Ação da Substância - Polisocel

Bula Polisocel

Princípio ativo: Gelatina + Cloreto de Sódio + Cloreto de Cálcio Diidratado + Cloreto de Potássio

Classe Terapêutica: Soluções Gelatinosas

Revisado por Isabelle Baião de Mello Neto (CRF-MG 24309)

Qual a ação da substância do Polisocel?

Resultados de Eficácia


De acordo com Mitra e Khandelwal (2009) a gelatina está indicada para hipovolemia devido à perda de sangue, hemodiluição normovolêmica aguda, circulação extracorpórea ou aumento de volume para realização de anestesia local.

Conforme Bayer e colaboradores (2012) na avaliação da terapia para reposição de volume sanguíneo administrando solução de HES a 6% ou gelatina a 4% ou cristalóides. Todos os grupos demonstraram tempo para recuperação do choque similar, sendo que os pacientes recebendo colóides precisaram de maior transfusão de sangue alogênico e menor quantidade de fluido para reposição do volume sanguíneo.

Segundo Van der Heijden e colaboradores (2009) as soluções de colóides aumentaram o volume plasmático, a taxa cardíaca e a pressão venosa central mais que as soluções de cristalóides.

Bayer e colaboradores (2012) avaliaram a utilização da terapia para reposição de volume sanguíneo administrando solução de HES a 6% ou felatina a 4% ou cristalóides. Todos os grupos demonstraram tempo para recuperação do choque similar, sendo que os pacientes recebendo colóides precisaram de maior transfusão de sangue alogênico e menor quantidade de fluido para reposição do volume sanguíneo.

Conforme Beyer e colaboradores (1997) dois tipos de fluidos foram utilizados para reposição do volume em pacientes que sofreram cirurgia ortopédica, HES a 6% ou gelatina a 3%, sendo que ambos os fluidos foram comparáveis como expansores de volume, demonstrando resultados semelhantes quanto ao seu efeito na pressão oncótica, na coagulação e na homeostase plasmática.

Uma revisão sistemática da literatura realizada por Hartog e colaboradores (2011) observou seis estudos que relataram ocorrência de alteração renal e três que relataram choque anafilático com a utilização de gelatina.
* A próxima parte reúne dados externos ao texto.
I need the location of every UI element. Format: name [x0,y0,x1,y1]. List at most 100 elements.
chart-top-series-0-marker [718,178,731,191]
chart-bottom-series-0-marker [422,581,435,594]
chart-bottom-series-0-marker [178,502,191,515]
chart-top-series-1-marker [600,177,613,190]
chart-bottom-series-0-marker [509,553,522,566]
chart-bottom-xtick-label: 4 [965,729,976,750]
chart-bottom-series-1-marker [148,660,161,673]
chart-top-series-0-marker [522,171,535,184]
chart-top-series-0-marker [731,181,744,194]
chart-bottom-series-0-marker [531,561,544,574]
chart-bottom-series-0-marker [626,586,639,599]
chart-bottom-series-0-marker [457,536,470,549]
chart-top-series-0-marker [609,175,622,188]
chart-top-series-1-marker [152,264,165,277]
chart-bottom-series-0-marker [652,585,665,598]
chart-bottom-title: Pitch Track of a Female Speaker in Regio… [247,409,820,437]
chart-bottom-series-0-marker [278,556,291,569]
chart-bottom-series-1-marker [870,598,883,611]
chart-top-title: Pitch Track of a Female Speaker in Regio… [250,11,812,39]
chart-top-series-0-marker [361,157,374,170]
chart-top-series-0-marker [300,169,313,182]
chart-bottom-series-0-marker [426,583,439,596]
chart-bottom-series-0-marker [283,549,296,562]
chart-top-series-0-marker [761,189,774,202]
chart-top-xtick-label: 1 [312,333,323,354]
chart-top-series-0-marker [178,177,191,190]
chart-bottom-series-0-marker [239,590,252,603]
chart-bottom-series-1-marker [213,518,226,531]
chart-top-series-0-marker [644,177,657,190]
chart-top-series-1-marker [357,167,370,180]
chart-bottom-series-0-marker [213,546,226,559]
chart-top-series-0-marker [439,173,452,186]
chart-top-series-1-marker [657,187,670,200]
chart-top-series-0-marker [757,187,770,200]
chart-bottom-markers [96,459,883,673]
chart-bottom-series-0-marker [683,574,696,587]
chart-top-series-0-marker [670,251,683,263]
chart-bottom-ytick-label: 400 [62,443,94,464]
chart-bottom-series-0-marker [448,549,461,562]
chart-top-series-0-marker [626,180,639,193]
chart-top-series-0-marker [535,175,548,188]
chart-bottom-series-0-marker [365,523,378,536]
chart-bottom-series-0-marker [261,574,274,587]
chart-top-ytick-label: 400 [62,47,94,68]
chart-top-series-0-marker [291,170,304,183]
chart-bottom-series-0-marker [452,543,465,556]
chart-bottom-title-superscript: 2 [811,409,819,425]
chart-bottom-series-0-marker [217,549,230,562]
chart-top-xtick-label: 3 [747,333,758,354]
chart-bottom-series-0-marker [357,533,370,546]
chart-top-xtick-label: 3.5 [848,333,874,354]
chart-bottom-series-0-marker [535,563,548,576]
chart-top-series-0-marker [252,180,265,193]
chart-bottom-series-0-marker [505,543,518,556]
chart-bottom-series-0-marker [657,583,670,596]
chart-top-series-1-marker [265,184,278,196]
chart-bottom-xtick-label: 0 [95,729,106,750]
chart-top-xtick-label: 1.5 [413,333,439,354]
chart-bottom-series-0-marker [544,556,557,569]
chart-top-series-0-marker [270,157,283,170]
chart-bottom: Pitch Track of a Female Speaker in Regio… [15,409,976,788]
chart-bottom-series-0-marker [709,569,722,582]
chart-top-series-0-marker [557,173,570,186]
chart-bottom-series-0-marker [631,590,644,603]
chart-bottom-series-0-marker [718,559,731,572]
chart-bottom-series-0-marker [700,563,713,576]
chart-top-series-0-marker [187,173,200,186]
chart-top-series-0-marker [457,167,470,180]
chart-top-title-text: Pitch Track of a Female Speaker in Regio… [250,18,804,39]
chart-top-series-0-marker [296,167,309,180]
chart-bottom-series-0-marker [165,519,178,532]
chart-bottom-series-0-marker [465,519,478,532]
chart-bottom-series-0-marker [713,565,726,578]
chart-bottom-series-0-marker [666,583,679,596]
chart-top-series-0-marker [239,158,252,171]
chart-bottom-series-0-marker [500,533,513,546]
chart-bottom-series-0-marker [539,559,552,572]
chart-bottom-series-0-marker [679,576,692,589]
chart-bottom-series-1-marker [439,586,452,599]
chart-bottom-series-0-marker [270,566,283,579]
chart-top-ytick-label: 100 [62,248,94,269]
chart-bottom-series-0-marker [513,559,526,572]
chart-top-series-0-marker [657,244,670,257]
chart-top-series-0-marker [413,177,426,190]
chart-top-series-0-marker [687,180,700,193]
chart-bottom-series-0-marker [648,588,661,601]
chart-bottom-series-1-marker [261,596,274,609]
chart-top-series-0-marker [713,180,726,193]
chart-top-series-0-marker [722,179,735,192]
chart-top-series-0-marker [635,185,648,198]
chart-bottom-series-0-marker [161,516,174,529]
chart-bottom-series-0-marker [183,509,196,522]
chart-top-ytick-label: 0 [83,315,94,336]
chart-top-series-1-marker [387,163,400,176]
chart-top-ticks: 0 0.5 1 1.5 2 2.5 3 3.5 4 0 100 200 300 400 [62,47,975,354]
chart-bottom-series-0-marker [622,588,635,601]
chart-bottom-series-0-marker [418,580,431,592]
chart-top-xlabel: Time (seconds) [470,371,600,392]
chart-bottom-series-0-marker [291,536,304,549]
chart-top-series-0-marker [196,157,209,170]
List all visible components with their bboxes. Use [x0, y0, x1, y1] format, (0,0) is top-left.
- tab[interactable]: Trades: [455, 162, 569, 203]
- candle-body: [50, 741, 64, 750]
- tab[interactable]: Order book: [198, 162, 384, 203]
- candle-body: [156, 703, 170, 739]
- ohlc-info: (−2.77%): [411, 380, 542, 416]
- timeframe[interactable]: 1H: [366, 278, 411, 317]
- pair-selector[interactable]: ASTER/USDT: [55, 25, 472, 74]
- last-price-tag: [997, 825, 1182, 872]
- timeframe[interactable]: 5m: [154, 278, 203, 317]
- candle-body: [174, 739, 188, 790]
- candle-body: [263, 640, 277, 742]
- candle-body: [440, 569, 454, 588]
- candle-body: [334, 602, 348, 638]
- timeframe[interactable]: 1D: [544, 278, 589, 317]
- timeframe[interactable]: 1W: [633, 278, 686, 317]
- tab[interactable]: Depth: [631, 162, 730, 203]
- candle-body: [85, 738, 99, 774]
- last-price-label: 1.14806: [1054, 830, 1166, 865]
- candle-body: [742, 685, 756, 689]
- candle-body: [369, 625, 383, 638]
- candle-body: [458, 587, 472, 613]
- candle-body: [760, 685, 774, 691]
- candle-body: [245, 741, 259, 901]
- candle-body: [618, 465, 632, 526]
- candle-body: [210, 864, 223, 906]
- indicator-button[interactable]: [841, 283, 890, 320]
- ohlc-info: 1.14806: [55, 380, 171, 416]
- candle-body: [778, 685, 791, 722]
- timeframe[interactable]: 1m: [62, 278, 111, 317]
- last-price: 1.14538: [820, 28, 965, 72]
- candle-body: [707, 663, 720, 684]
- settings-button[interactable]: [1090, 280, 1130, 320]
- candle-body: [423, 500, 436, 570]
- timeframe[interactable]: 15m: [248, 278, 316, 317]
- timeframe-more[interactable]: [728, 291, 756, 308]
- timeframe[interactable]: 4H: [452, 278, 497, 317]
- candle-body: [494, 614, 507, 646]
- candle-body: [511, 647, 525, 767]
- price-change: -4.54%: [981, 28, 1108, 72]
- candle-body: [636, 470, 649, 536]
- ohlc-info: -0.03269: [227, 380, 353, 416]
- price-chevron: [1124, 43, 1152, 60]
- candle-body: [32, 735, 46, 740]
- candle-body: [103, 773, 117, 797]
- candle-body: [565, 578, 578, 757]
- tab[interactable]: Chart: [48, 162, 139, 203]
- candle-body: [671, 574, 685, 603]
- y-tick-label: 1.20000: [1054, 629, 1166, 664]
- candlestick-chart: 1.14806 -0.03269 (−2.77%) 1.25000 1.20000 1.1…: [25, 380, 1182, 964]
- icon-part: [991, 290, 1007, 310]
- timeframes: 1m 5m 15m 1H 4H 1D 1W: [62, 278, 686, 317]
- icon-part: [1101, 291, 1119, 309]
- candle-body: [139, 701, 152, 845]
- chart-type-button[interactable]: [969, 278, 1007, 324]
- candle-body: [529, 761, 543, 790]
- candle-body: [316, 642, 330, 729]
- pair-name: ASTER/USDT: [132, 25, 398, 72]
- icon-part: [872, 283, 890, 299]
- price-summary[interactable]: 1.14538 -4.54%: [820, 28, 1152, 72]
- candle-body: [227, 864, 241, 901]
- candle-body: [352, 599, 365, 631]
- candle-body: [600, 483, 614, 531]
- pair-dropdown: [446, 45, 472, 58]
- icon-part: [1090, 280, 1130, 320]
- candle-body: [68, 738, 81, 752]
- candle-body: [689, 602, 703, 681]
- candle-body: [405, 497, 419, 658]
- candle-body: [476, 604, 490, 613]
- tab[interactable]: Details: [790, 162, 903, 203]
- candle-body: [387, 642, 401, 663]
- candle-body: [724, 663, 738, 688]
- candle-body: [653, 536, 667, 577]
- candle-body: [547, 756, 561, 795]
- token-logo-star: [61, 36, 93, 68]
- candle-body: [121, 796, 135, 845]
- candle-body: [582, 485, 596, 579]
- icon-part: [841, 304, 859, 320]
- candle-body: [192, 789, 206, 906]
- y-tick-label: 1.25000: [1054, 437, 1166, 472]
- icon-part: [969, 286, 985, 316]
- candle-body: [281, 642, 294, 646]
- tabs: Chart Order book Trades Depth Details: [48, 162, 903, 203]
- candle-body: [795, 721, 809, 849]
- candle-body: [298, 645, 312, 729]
De acordo com Bayer e colaboradores (2011) os pacientes recebendo tratamento para reposição de volume sanguíneo devem ser cuidadosamente monitorados quanto à função renal.

Em uma meta-análise realizada por Saw e Chandler (2012), a avaliação dos riscos e benefícios da utilização de solução de gelatina para reposição do volume sanguíneo foi avaliada e comparada com outros fluidos, sendo que o risco de mortalidade e de perda sanguínea não foi diferente entre os pacientes tratados com gelatina e os pacientes recebendo outros fluidos para reposição. A incidência de reação anafilática foi de 0,038%, sendo o tipo de complicação mais séria relatada com a utilização de gelatina.

Portando, baseando-se nos estudos realizados, podemos afirmar que a solução de gelatina é segura e eficaz no tratamento da insuficiência circulatória, sendo que os pacientes devem ser cuidadosamente monitorados quanto a função renal e possível reação anafilática.

Características Farmacológicas


A Solução de gelatina 3,5% é uma solução estéril, apirogênica, isenta de conservantes. Contém como colóide gelatina degradada, correspondendo a um teor azótico de 0,63%, que age expandindo o plasma, devolvendo ao organismo um volume sanguíneo próximo ao normal.

A presença dos íons cloreto, cálcio, potássio e sódio permitem um efeito melhor da solução de gelatina, porque evita distúrbios eletrolíticos extracelulares.

A experiência clínica tem confirmado sua boa tolerância, tanto geral como local, bem como sua eficácia em todas as formas de hipovolemia e disvolemia, determinadas por perdas ou perturbações de distribuição. A solução não provoca disfunções orgânicas e nem perturbações do sistema de coagulação. Não influi no diagnóstico dos grupos sanguíneos.

As moléculas presentes na solução de gelatina têm dimensões adequadas de modo a evitar sua passagem pelos poros capilares, podendo, portanto, substituir as proteínas plasmáticas como agente coloidosmótico.